Lists – once referring expressions are chosen, how and where they get presented on the page in relation to other terms will construct meaning. For example, given three terms like: reading, writing, editing. These may be ordered or reordered to give meanings such as:
the sequence in which these important work processes occur
the ways in which concepts are related
(i.e. none must be neglected in the process of writing any grant proposal)
or to highlight the primacy of one skill over others
(i.e. positioning editing and reading as comprising the writing process).
The reason this becomes so important is that with a list, something has to come first. And the lists within lists on resumes come together to tell a story.

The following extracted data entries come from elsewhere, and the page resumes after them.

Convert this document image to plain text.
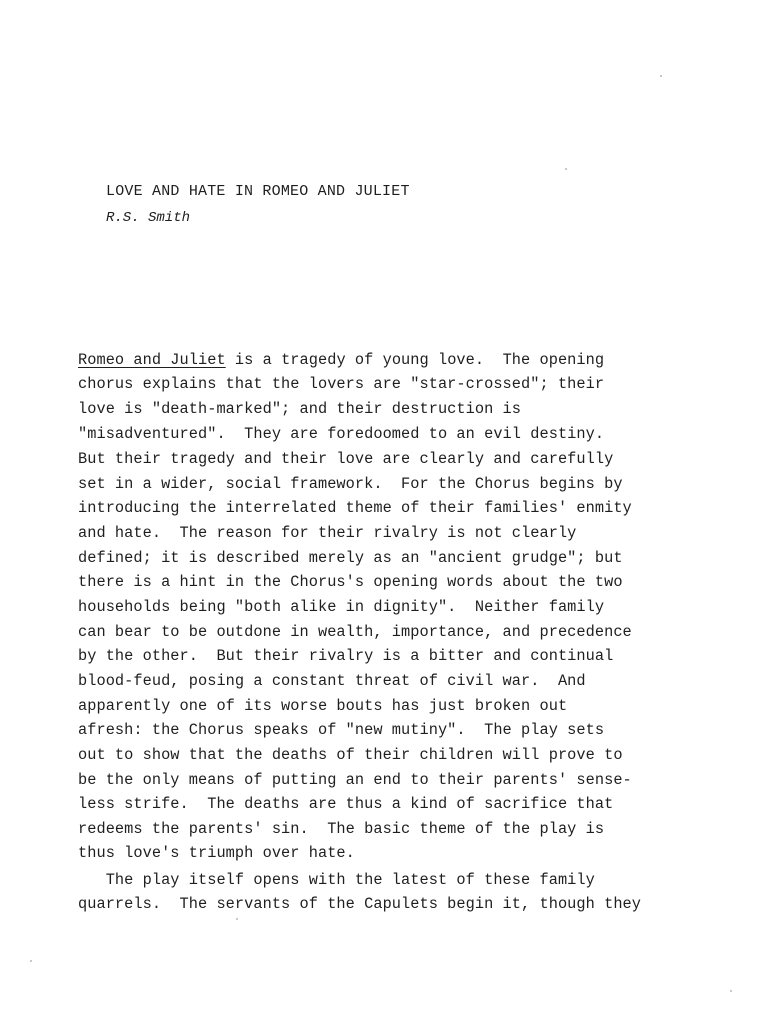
LOVE AND HATE IN ROMEO AND JULIET
R.S. Smith
Romeo and Juliet is a tragedy of young love.  The opening
chorus explains that the lovers are "star-crossed"; their
love is "death-marked"; and their destruction is
"misadventured".  They are foredoomed to an evil destiny.
But their tragedy and their love are clearly and carefully
set in a wider, social framework.  For the Chorus begins by
introducing the interrelated theme of their families' enmity
and hate.  The reason for their rivalry is not clearly
defined; it is described merely as an "ancient grudge"; but
there is a hint in the Chorus's opening words about the two
households being "both alike in dignity".  Neither family
can bear to be outdone in wealth, importance, and precedence
by the other.  But their rivalry is a bitter and continual
blood-feud, posing a constant threat of civil war.  And
apparently one of its worse bouts has just broken out
afresh: the Chorus speaks of "new mutiny".  The play sets
out to show that the deaths of their children will prove to
be the only means of putting an end to their parents' sense-
less strife.  The deaths are thus a kind of sacrifice that
redeems the parents' sin.  The basic theme of the play is
thus love's triumph over hate.
The play itself opens with the latest of these family
quarrels.  The servants of the Capulets begin it, though they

Space is precious on a resume precisely because it is limited and all of the choices made carry meaning. The items that you include, the order in which you present them. Unlike an academic CV where you list each and every talk given, each and every paper published, each and every student mentored, on a resume, deciding to talk about one competency means not describing another. But it is precisely for this reason that the skills of linguistics uniquely prepare us for this task. We know that every linguistic choice carries meaning because to say anything means not saying a variety of things. I return to my linguist’s poem:
A linguist is interested in:
what was said
what you could have said but didn’t
This applies no less to a resume than to any other contextualized use of language. And I am certainly not saying that I pack perfectly every time, but I do know the goal now: I know what a well packed suitcase looks and feels like. The goal is to have a similarly pared down resume, where it is not a question of what to leave out, but of what to leave IN.